The stalemate between the Faculty Association at UNBC and the employer continues.
Both sides were at the bargaining table until 2 am this morning (Thursday) where the association decided it was best to start picketing, with no new talks on the horizon.
Faculty Association President Stephen Rader told Vista Radio while the situation is similar to 2015, there’s light at the end of the tunnel.
“We are actually very optimistic going into this round because the administration has been saying for a couple of years now that they recognize that our salaries are in the bottom four percent of Canadian universities.”
Chief Negotiator for UNBC, Barb Daigle states the university is doing all it can to bridge the gap salary-wise.
“We have been able to find a way to get them 90% of the way to the target over three years, which is significant because there are some faculties that will receive 28% increases while others get around 22% so it all depends where they are in terms of years in their tenured positions.”
However, that proposal wasn’t well-received by the faculty association.
“They said to us, the only way they will settle if we go 100% of the way to the target number by the end of the three years. We can’t, we aren’t able to come up with that money.”
“We’re waiting for them to come back and see what we can do because I believe they know that we have stretched our financial priorities and the BC government has been working with us to try and find creative ways to try and stretch the mandate for these folks.”
Rader states while the employer is doing all it can money wise, there have been other red flags that have come up.
“The university has been demanding that we give up a number of the rights that we have under our collective agreement, we just don’t see any compelling argument for why that is reasonable.”
The biggest losers from the strike are the students where classes were cancelled for the first time on Thursday and will likely stay that way until a new deal is reached.
Rader hopes some of the student body voices its concern.
“We have great relationships with many of our students and it’s really unfortunate.

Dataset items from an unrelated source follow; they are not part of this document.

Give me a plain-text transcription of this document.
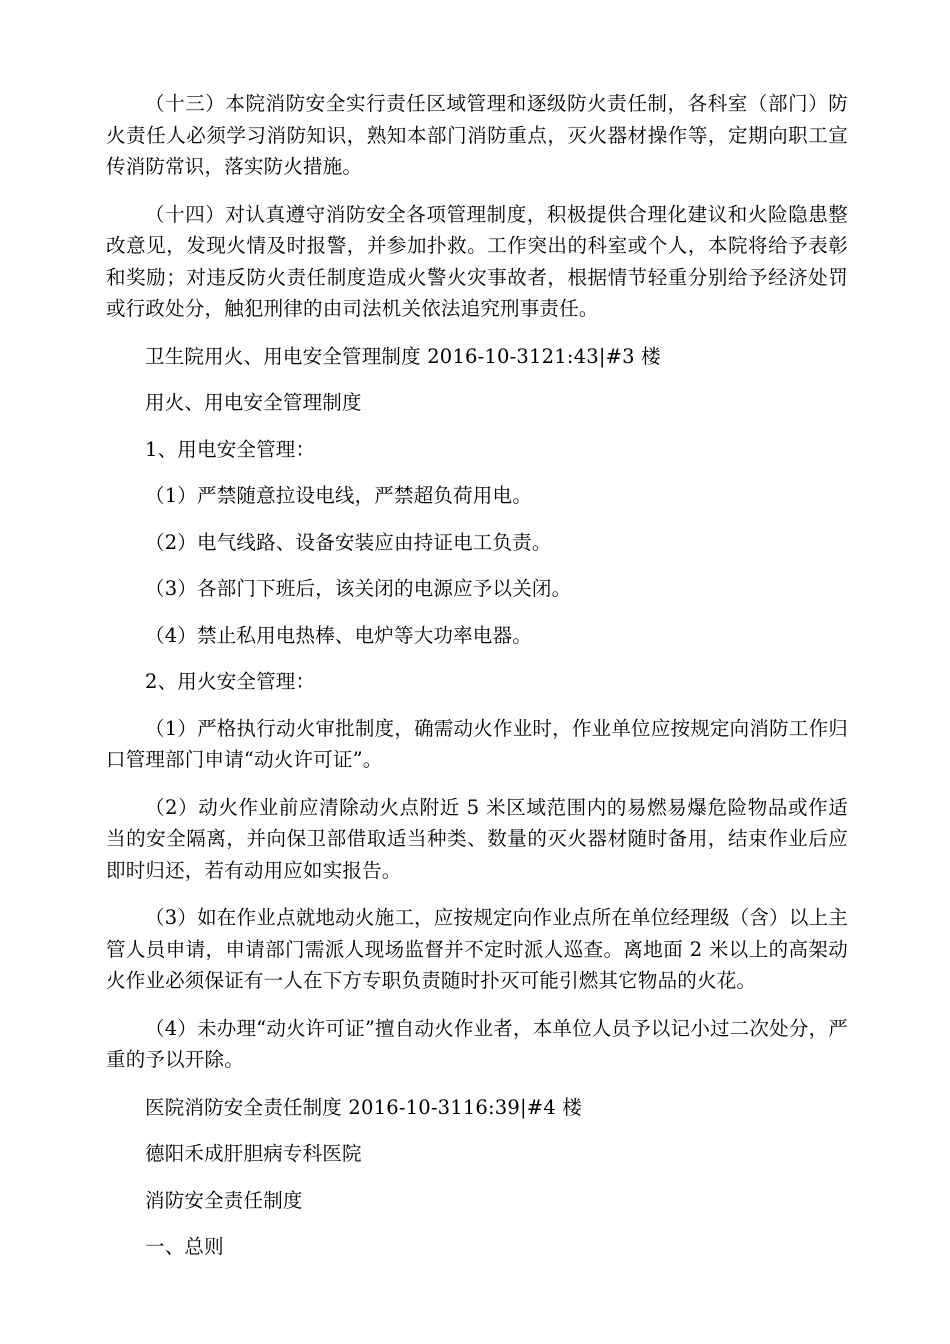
（十三）本院消防安全实行责任区域管理和逐级防火责任制，各科室（部门）防火责任人必须学习消防知识，熟知本部门消防重点，灭火器材操作等，定期向职工宣传消防常识，落实防火措施。

（十四）对认真遵守消防安全各项管理制度，积极提供合理化建议和火险隐患整改意见，发现火情及时报警，并参加扑救。工作突出的科室或个人，本院将给予表彰和奖励；对违反防火责任制度造成火警火灾事故者，根据情节轻重分别给予经济处罚或行政处分，触犯刑律的由司法机关依法追究刑事责任。

卫生院用火、用电安全管理制度 2016-10-3121:43|#3 楼

用火、用电安全管理制度

1、用电安全管理：

（1）严禁随意拉设电线，严禁超负荷用电。

（2）电气线路、设备安装应由持证电工负责。

（3）各部门下班后，该关闭的电源应予以关闭。

（4）禁止私用电热棒、电炉等大功率电器。

2、用火安全管理：

（1）严格执行动火审批制度，确需动火作业时，作业单位应按规定向消防工作归口管理部门申请“动火许可证”。

（2）动火作业前应清除动火点附近 5 米区域范围内的易燃易爆危险物品或作适当的安全隔离，并向保卫部借取适当种类、数量的灭火器材随时备用，结束作业后应即时归还，若有动用应如实报告。

（3）如在作业点就地动火施工，应按规定向作业点所在单位经理级（含）以上主管人员申请，申请部门需派人现场监督并不定时派人巡查。离地面 2 米以上的高架动火作业必须保证有一人在下方专职负责随时扑灭可能引燃其它物品的火花。

（4）未办理“动火许可证”擅自动火作业者，本单位人员予以记小过二次处分，严重的予以开除。

医院消防安全责任制度 2016-10-3116:39|#4 楼

德阳禾成肝胆病专科医院

消防安全责任制度

一、总则
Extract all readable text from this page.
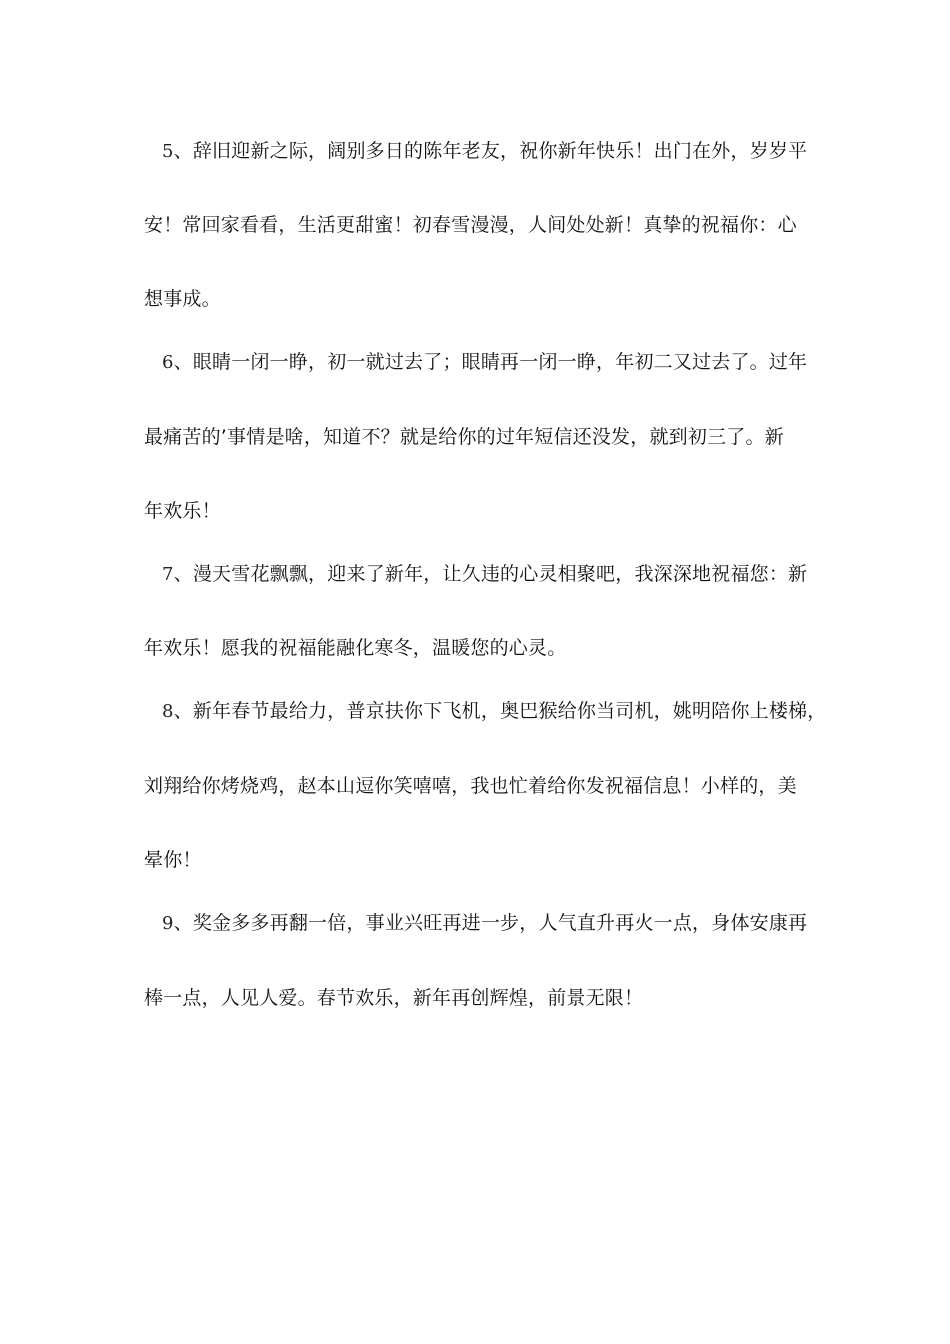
5、辞旧迎新之际，阔别多日的陈年老友，祝你新年快乐！出门在外，岁岁平
安！常回家看看，生活更甜蜜！初春雪漫漫，人间处处新！真挚的祝福你：心
想事成。
6、眼睛一闭一睁，初一就过去了；眼睛再一闭一睁，年初二又过去了。过年
最痛苦的’事情是啥，知道不？就是给你的过年短信还没发，就到初三了。新
年欢乐！
7、漫天雪花飘飘，迎来了新年，让久违的心灵相聚吧，我深深地祝福您：新
年欢乐！愿我的祝福能融化寒冬，温暖您的心灵。
8、新年春节最给力，普京扶你下飞机，奥巴猴给你当司机，姚明陪你上楼梯，
刘翔给你烤烧鸡，赵本山逗你笑嘻嘻，我也忙着给你发祝福信息！小样的，美
晕你！
9、奖金多多再翻一倍，事业兴旺再进一步，人气直升再火一点，身体安康再
棒一点，人见人爱。春节欢乐，新年再创辉煌，前景无限！
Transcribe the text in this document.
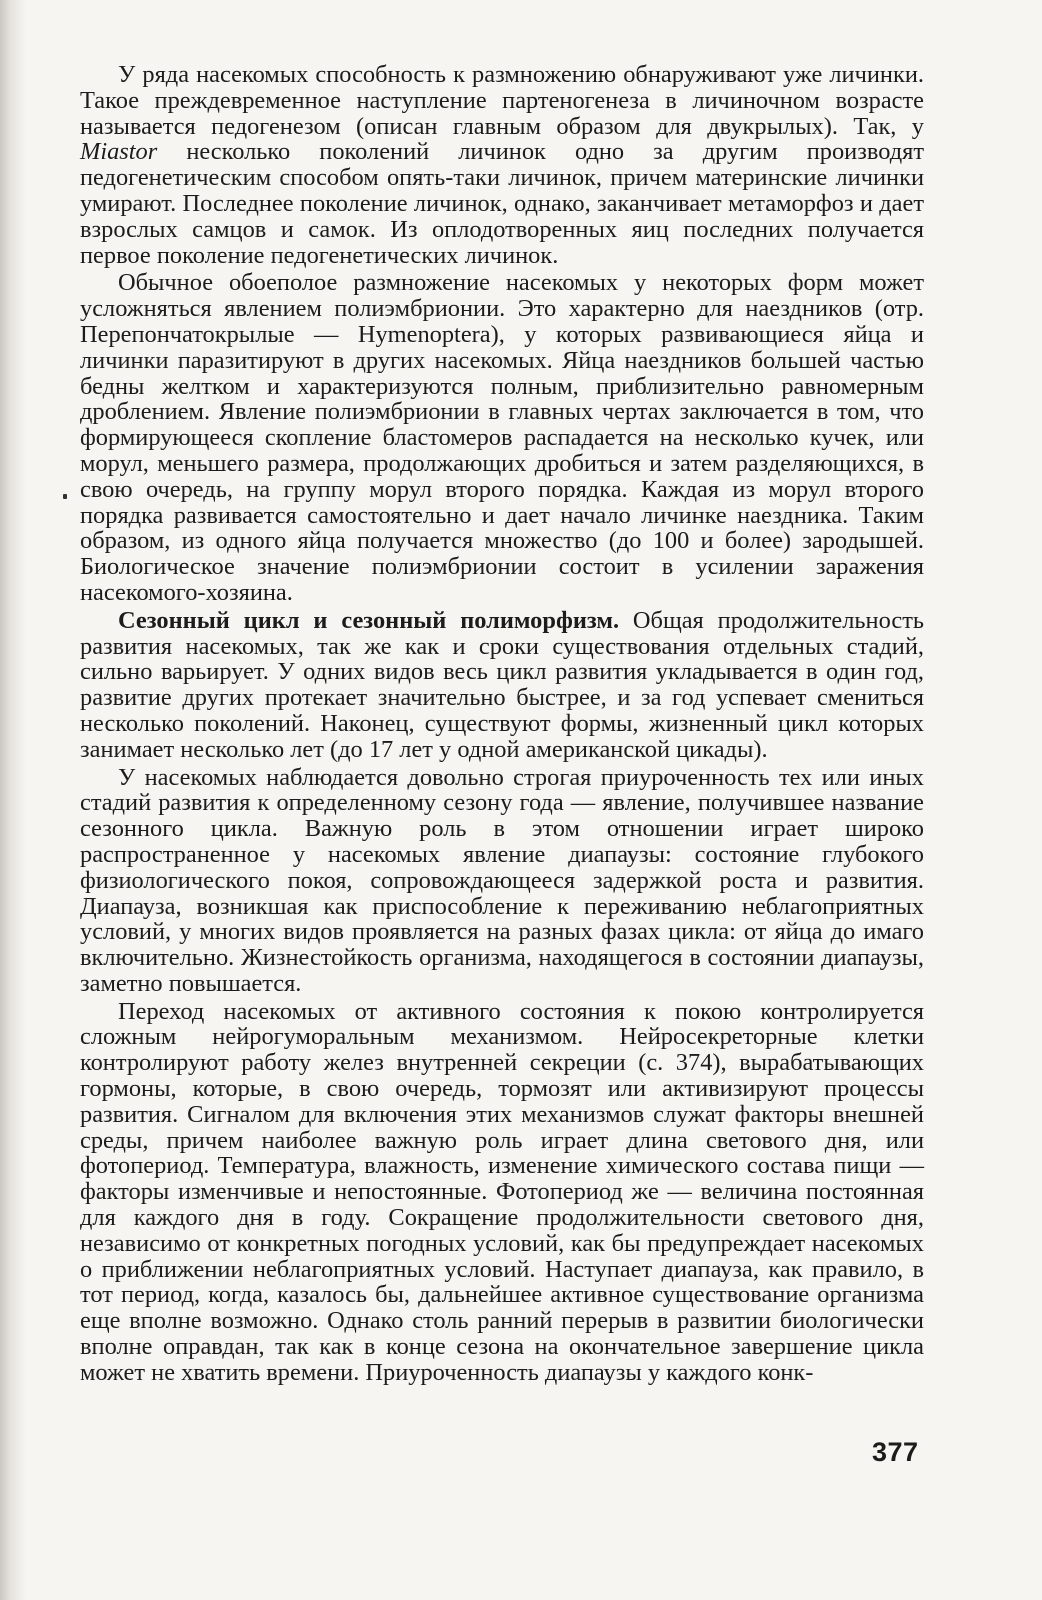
У ряда насекомых способность к размножению обнаруживают уже личинки. Такое преждевременное наступление партеногенеза в личиночном возрасте называется педогенезом (описан главным образом для двукрылых). Так, у Miastor несколько поколений личинок одно за другим производят педогенетическим способом опять-таки личинок, причем материнские личинки умирают. Последнее поколение личинок, однако, заканчивает метаморфоз и дает взрослых самцов и самок. Из оплодотворенных яиц последних получается первое поколение педогенетических личинок.

Обычное обоеполое размножение насекомых у некоторых форм может усложняться явлением полиэмбрионии. Это характерно для наездников (отр. Перепончатокрылые — Hymenoptera), у которых развивающиеся яйца и личинки паразитируют в других насекомых. Яйца наездников большей частью бедны желтком и характеризуются полным, приблизительно равномерным дроблением. Явление полиэмбрионии в главных чертах заключается в том, что формирующееся скопление бластомеров распадается на несколько кучек, или морул, меньшего размера, продолжающих дробиться и затем разделяющихся, в свою очередь, на группу морул второго порядка. Каждая из морул второго порядка развивается самостоятельно и дает начало личинке наездника. Таким образом, из одного яйца получается множество (до 100 и более) зародышей. Биологическое значение полиэмбрионии состоит в усилении заражения насекомого-хозяина.

Сезонный цикл и сезонный полиморфизм. Общая продолжительность развития насекомых, так же как и сроки существования отдельных стадий, сильно варьирует. У одних видов весь цикл развития укладывается в один год, развитие других протекает значительно быстрее, и за год успевает смениться несколько поколений. Наконец, существуют формы, жизненный цикл которых занимает несколько лет (до 17 лет у одной американской цикады).

У насекомых наблюдается довольно строгая приуроченность тех или иных стадий развития к определенному сезону года — явление, получившее название сезонного цикла. Важную роль в этом отношении играет широко распространенное у насекомых явление диапаузы: состояние глубокого физиологического покоя, сопровождающееся задержкой роста и развития. Диапауза, возникшая как приспособление к переживанию неблагоприятных условий, у многих видов проявляется на разных фазах цикла: от яйца до имаго включительно. Жизнестойкость организма, находящегося в состоянии диапаузы, заметно повышается.

Переход насекомых от активного состояния к покою контролируется сложным нейрогуморальным механизмом. Нейросекреторные клетки контролируют работу желез внутренней секреции (с. 374), вырабатывающих гормоны, которые, в свою очередь, тормозят или активизируют процессы развития. Сигналом для включения этих механизмов служат факторы внешней среды, причем наиболее важную роль играет длина светового дня, или фотопериод. Температура, влажность, изменение химического состава пищи — факторы изменчивые и непостоянные. Фотопериод же — величина постоянная для каждого дня в году. Сокращение продолжительности светового дня, независимо от конкретных погодных условий, как бы предупреждает насекомых о приближении неблагоприятных условий. Наступает диапауза, как правило, в тот период, когда, казалось бы, дальнейшее активное существование организма еще вполне возможно. Однако столь ранний перерыв в развитии биологически вполне оправдан, так как в конце сезона на окончательное завершение цикла может не хватить времени. Приуроченность диапаузы у каждого конк-

377
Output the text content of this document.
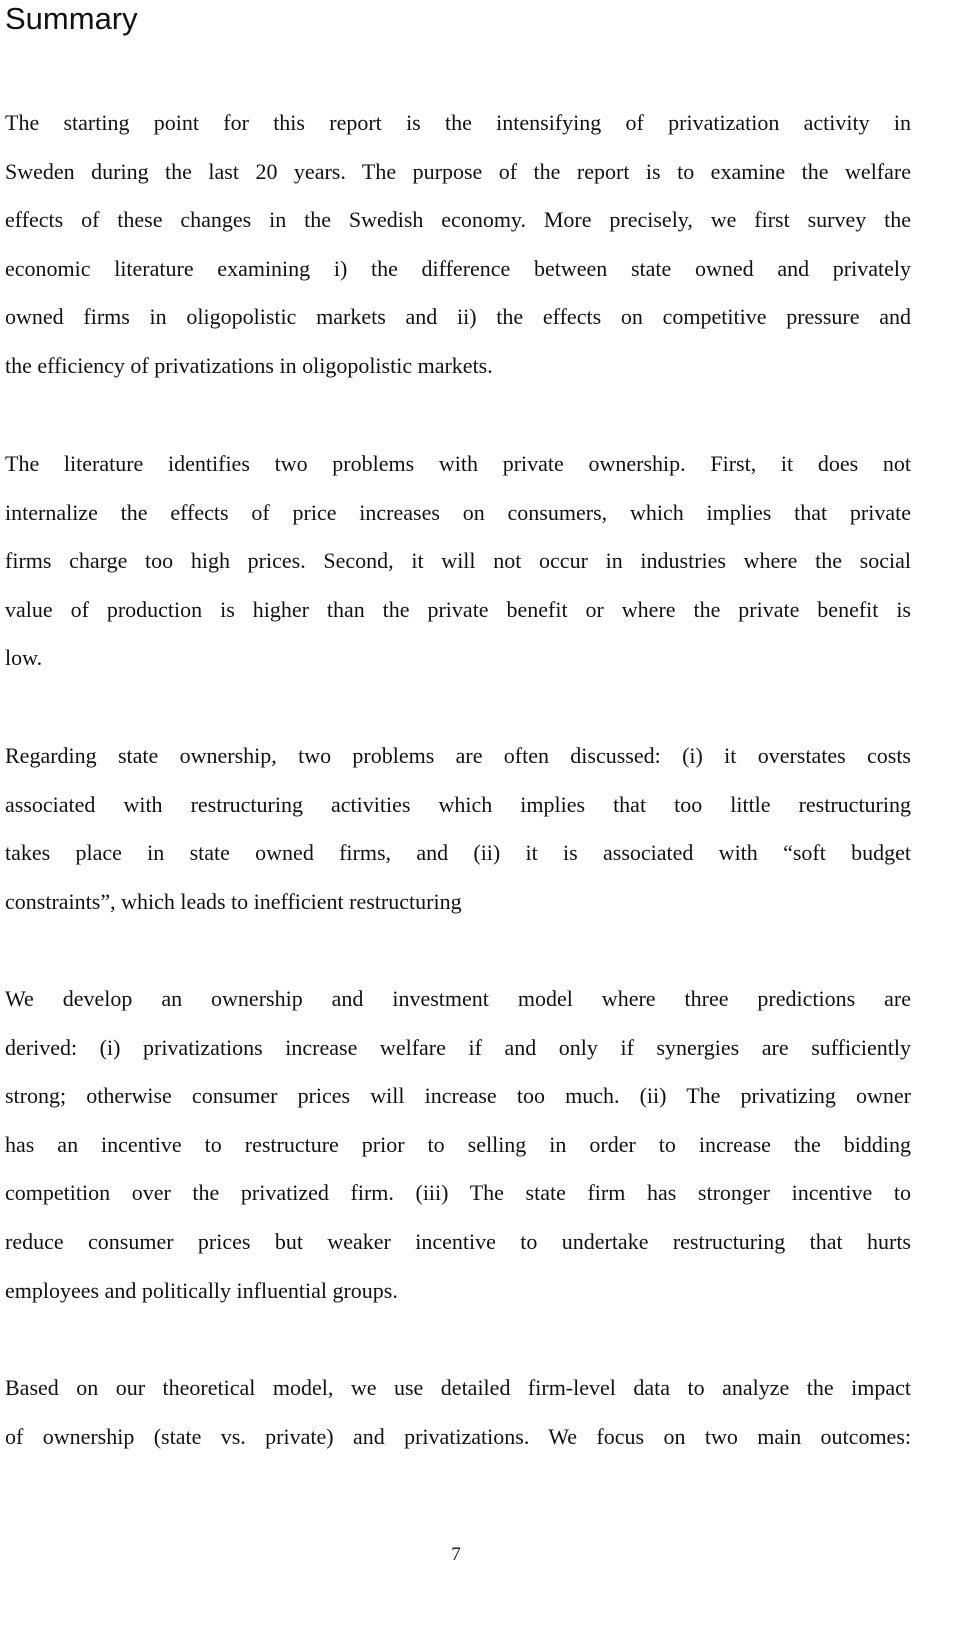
Summary
The starting point for this report is the intensifying of privatization activity in
Sweden during the last 20 years. The purpose of the report is to examine the welfare
effects of these changes in the Swedish economy. More precisely, we first survey the
economic literature examining i) the difference between state owned and privately
owned firms in oligopolistic markets and ii) the effects on competitive pressure and
the efficiency of privatizations in oligopolistic markets.
The literature identifies two problems with private ownership. First, it does not
internalize the effects of price increases on consumers, which implies that private
firms charge too high prices. Second, it will not occur in industries where the social
value of production is higher than the private benefit or where the private benefit is
low.
Regarding state ownership, two problems are often discussed: (i) it overstates costs
associated with restructuring activities which implies that too little restructuring
takes place in state owned firms, and (ii) it is associated with “soft budget
constraints”, which leads to inefficient restructuring
We develop an ownership and investment model where three predictions are
derived: (i) privatizations increase welfare if and only if synergies are sufficiently
strong; otherwise consumer prices will increase too much. (ii) The privatizing owner
has an incentive to restructure prior to selling in order to increase the bidding
competition over the privatized firm. (iii) The state firm has stronger incentive to
reduce consumer prices but weaker incentive to undertake restructuring that hurts
employees and politically influential groups.
Based on our theoretical model, we use detailed firm-level data to analyze the impact
of ownership (state vs. private) and privatizations. We focus on two main outcomes:
7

We encourage some of our students to put some pressure on our administration to negotiate with us and offer us a fair proposal.”
When asked about the possibility of a tuition refund for the students who are missing class, Daigle states it’s too early to make a decision.
“It’s going to depend on how long here and we have enough time left in the term where we can maybe salvage it.”
“We are very much committed to getting a collective agreement and we believe what we have offered is a desirable commitment to our faculty and provides improved career progression.”
During this time, classes will not be taking place, however, the library, dining hall, non-academic services, and the Northern Sport Centre will remain open.